After over a year of no parties and staying away from friends and family, many of us are looking forward to a summer with more freedom and fun.
Entertaining outdoors still seems like the safer option for many, and to make our gardens and outdoor spaces more fun for the kids, many are looking into hiring things like bouncy castles for birthday- or garden parties.
However, parents are now being warned about the dangers of hiring a bouncy castle for their garden do’s – as it was recently revealed that one in three operators in the UK are now not up-to-date with inflatable inspections after lockdown.
With summer holidays and long weekends coming up, many families across the country are expected to hire inflatable fun-runs or bouncy castles for their gardens, but the Register of Play Inspectors International (RPII) – an international body for training inflatable inspectors and operators warns parents there’s a lot of responsibility that comes with hiring a bouncy castle – including being legally responsible for all children once the operator leaves.
The RPII and PIPA have in the UK joined forces to launch a new campaign called #BounceSafe, which calls for people who hire bouncy castles to do three key things before booking:
- Ask the three key questions of the operator at the point when they hire: – Do you have a PIPA tag and number? Are you insured? And have you done the RPII operator training during the last three years?
- Supervise the bouncy castle at all times once the operator leaves a private at-home event.
- Follow simple safety advice during the event and brief users about the rules before they go on
The reason we need to all take bouncy castles serious is that the injuries that can be sustained on them can be both serious, and, in the worst-case scenario, lethal.
Statistics from the UK show that more than 10,000 children are injured in bouncy castle accidents every year. Falling from the structure, becoming trapped inside or being on a bouncy castle that has blown away has the potential to result in severe injuries such as broken bones, lacerations and spinal and head injuries.

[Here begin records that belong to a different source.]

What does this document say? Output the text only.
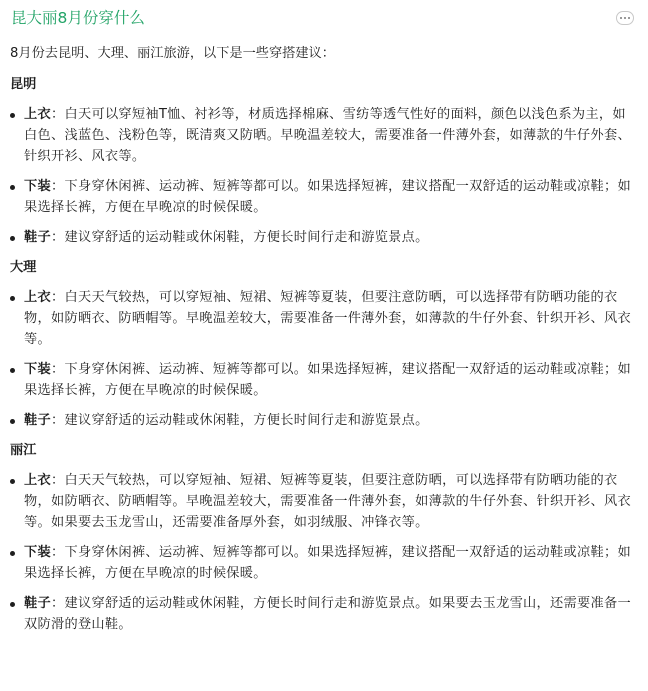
昆大丽8月份穿什么
8月份去昆明、大理、丽江旅游，以下是一些穿搭建议：
昆明
上衣：白天可以穿短袖T恤、衬衫等，材质选择棉麻、雪纺等透气性好的面料，颜色以浅色系为主，如白色、浅蓝色、浅粉色等，既清爽又防晒。早晚温差较大，需要准备一件薄外套，如薄款的牛仔外套、针织开衫、风衣等。
下装：下身穿休闲裤、运动裤、短裤等都可以。如果选择短裤，建议搭配一双舒适的运动鞋或凉鞋；如果选择长裤，方便在早晚凉的时候保暖。
鞋子：建议穿舒适的运动鞋或休闲鞋，方便长时间行走和游览景点。
大理
上衣：白天天气较热，可以穿短袖、短裙、短裤等夏装，但要注意防晒，可以选择带有防晒功能的衣物，如防晒衣、防晒帽等。早晚温差较大，需要准备一件薄外套，如薄款的牛仔外套、针织开衫、风衣等。
下装：下身穿休闲裤、运动裤、短裤等都可以。如果选择短裤，建议搭配一双舒适的运动鞋或凉鞋；如果选择长裤，方便在早晚凉的时候保暖。
鞋子：建议穿舒适的运动鞋或休闲鞋，方便长时间行走和游览景点。
丽江
上衣：白天天气较热，可以穿短袖、短裙、短裤等夏装，但要注意防晒，可以选择带有防晒功能的衣物，如防晒衣、防晒帽等。早晚温差较大，需要准备一件薄外套，如薄款的牛仔外套、针织开衫、风衣等。如果要去玉龙雪山，还需要准备厚外套，如羽绒服、冲锋衣等。
下装：下身穿休闲裤、运动裤、短裤等都可以。如果选择短裤，建议搭配一双舒适的运动鞋或凉鞋；如果选择长裤，方便在早晚凉的时候保暖。
鞋子：建议穿舒适的运动鞋或休闲鞋，方便长时间行走和游览景点。如果要去玉龙雪山，还需要准备一双防滑的登山鞋。
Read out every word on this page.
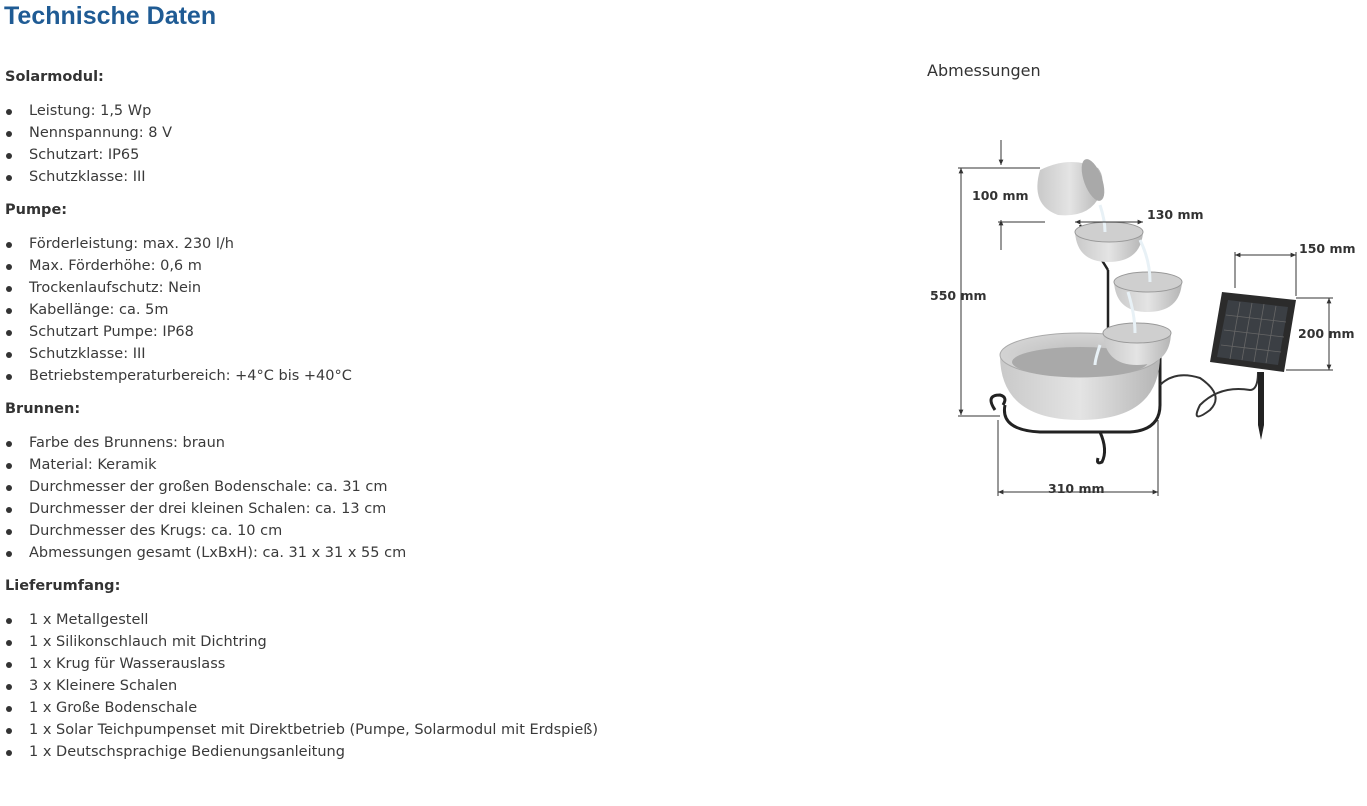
Technische Daten
Solarmodul:
Leistung: 1,5 Wp
Nennspannung: 8 V
Schutzart: IP65
Schutzklasse: III
Pumpe:
Förderleistung: max. 230 l/h
Max. Förderhöhe: 0,6 m
Trockenlaufschutz: Nein
Kabellänge: ca. 5m
Schutzart Pumpe: IP68
Schutzklasse: III
Betriebstemperaturbereich: +4°C bis +40°C
Brunnen:
Farbe des Brunnens: braun
Material: Keramik
Durchmesser der großen Bodenschale: ca. 31 cm
Durchmesser der drei kleinen Schalen: ca. 13 cm
Durchmesser des Krugs: ca. 10 cm
Abmessungen gesamt (LxBxH): ca. 31 x 31 x 55 cm
Lieferumfang:
1 x Metallgestell
1 x Silikonschlauch mit Dichtring
1 x Krug für Wasserauslass
3 x Kleinere Schalen
1 x Große Bodenschale
1 x Solar Teichpumpenset mit Direktbetrieb (Pumpe, Solarmodul mit Erdspieß)
1 x Deutschsprachige Bedienungsanleitung
Abmessungen
100 mm
130 mm
550 mm
310 mm
150 mm
200 mm
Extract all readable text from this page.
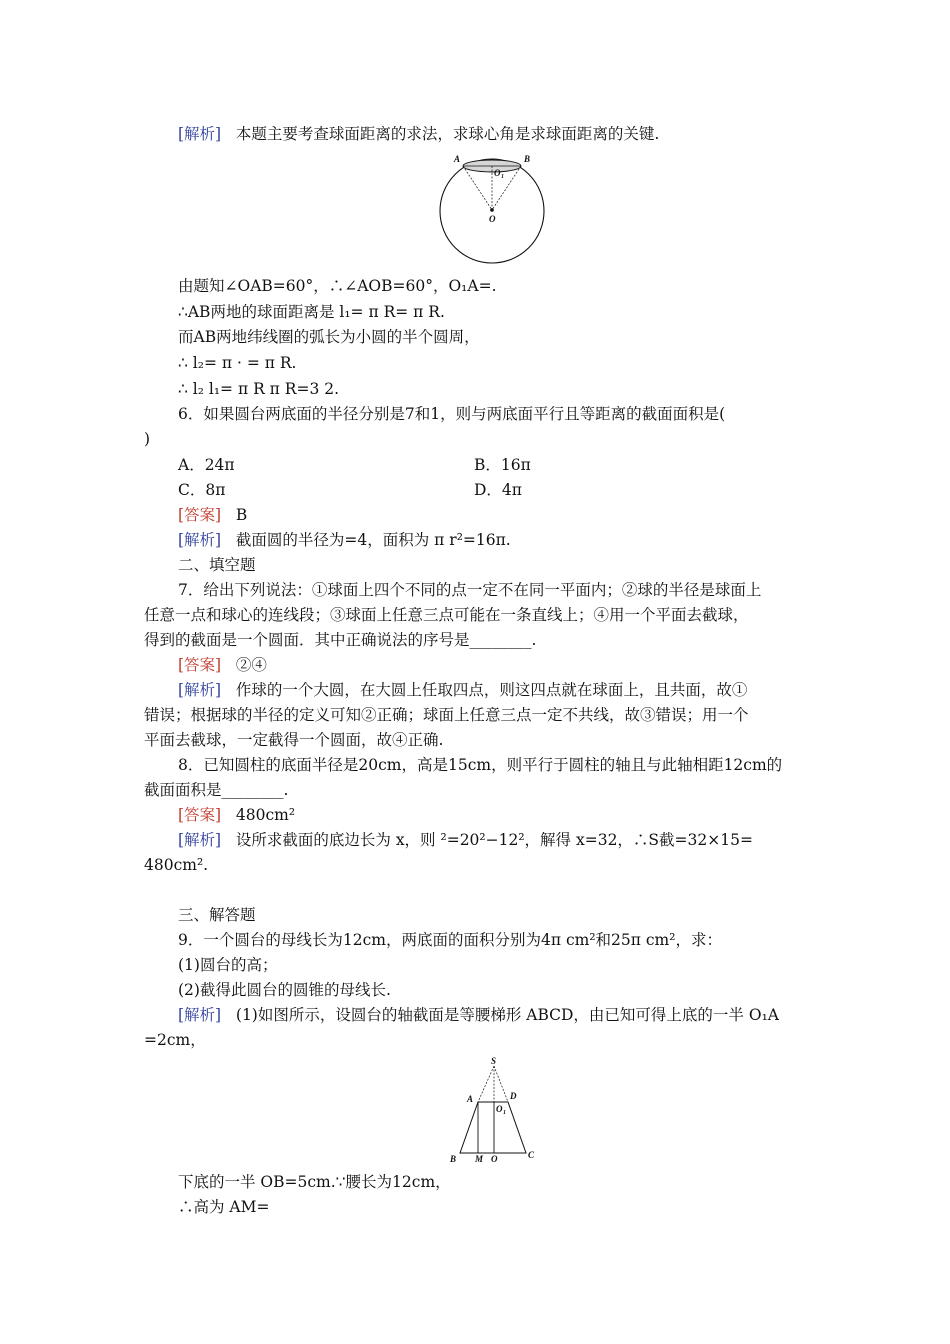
[解析] 本题主要考查球面距离的求法，求球心角是求球面距离的关键.
A	B
O 1
O
由题知∠OAB=60°，∴∠AOB=60°，O₁A=.
∴AB两地的球面距离是 l₁= π R= π R.
而AB两地纬线圈的弧长为小圆的半个圆周，
∴ l₂= π · = π R.
∴ l₂ l₁= π R π R=3 2.
6．如果圆台两底面的半径分别是7和1，则与两底面平行且等距离的截面面积是(
)
A．24π	B．16π
C．8π	D．4π
[答案] B
[解析] 截面圆的半径为=4，面积为 π r²=16π.
二、填空题
7．给出下列说法：①球面上四个不同的点一定不在同一平面内；②球的半径是球面上
任意一点和球心的连线段；③球面上任意三点可能在一条直线上；④用一个平面去截球，
得到的截面是一个圆面．其中正确说法的序号是________.
[答案] ②④
[解析] 作球的一个大圆，在大圆上任取四点，则这四点就在球面上，且共面，故①
错误；根据球的半径的定义可知②正确；球面上任意三点一定不共线，故③错误；用一个
平面去截球，一定截得一个圆面，故④正确.
8．已知圆柱的底面半径是20cm，高是15cm，则平行于圆柱的轴且与此轴相距12cm的
截面面积是________.
[答案] 480cm²
[解析] 设所求截面的底边长为 x，则 ²=20²−12²，解得 x=32，∴S截=32×15=
480cm².
三、解答题
9．一个圆台的母线长为12cm，两底面的面积分别为4π cm²和25π cm²，求：
(1)圆台的高；
(2)截得此圆台的圆锥的母线长.
[解析] (1)如图所示，设圆台的轴截面是等腰梯形 ABCD，由已知可得上底的一半 O₁A
=2cm，
S
A	D
O 1
B M O	C
下底的一半 OB=5cm.∵腰长为12cm，
∴高为 AM=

Here are some rules health and safety experts say should be adhered to when using a bouncy castle or any kind of inflatable structure:
- Restrict the number of users on the inflatable at the same time to the limit in the operator manual or on the unit label
- Don’t exceed the user height limit and keep bigger users separated from smaller ones
- Make sure users can get on and off safely, with safety matting at the entrance that is no more than two inches deep
- People should not wear shoes or glasses, and should empty their pockets of all sharp or dangerous items
- Anyone obviously intoxicated should not be allowed on
- Don’t allow users to climb or hang on the walls
- Regularly check that anchor points are still secure
- When operating the inflatable outside, use an anemometer to measure wind conditions at regular intervals, and visually check for changes in wind direction (such as looking at how the trees are swaying).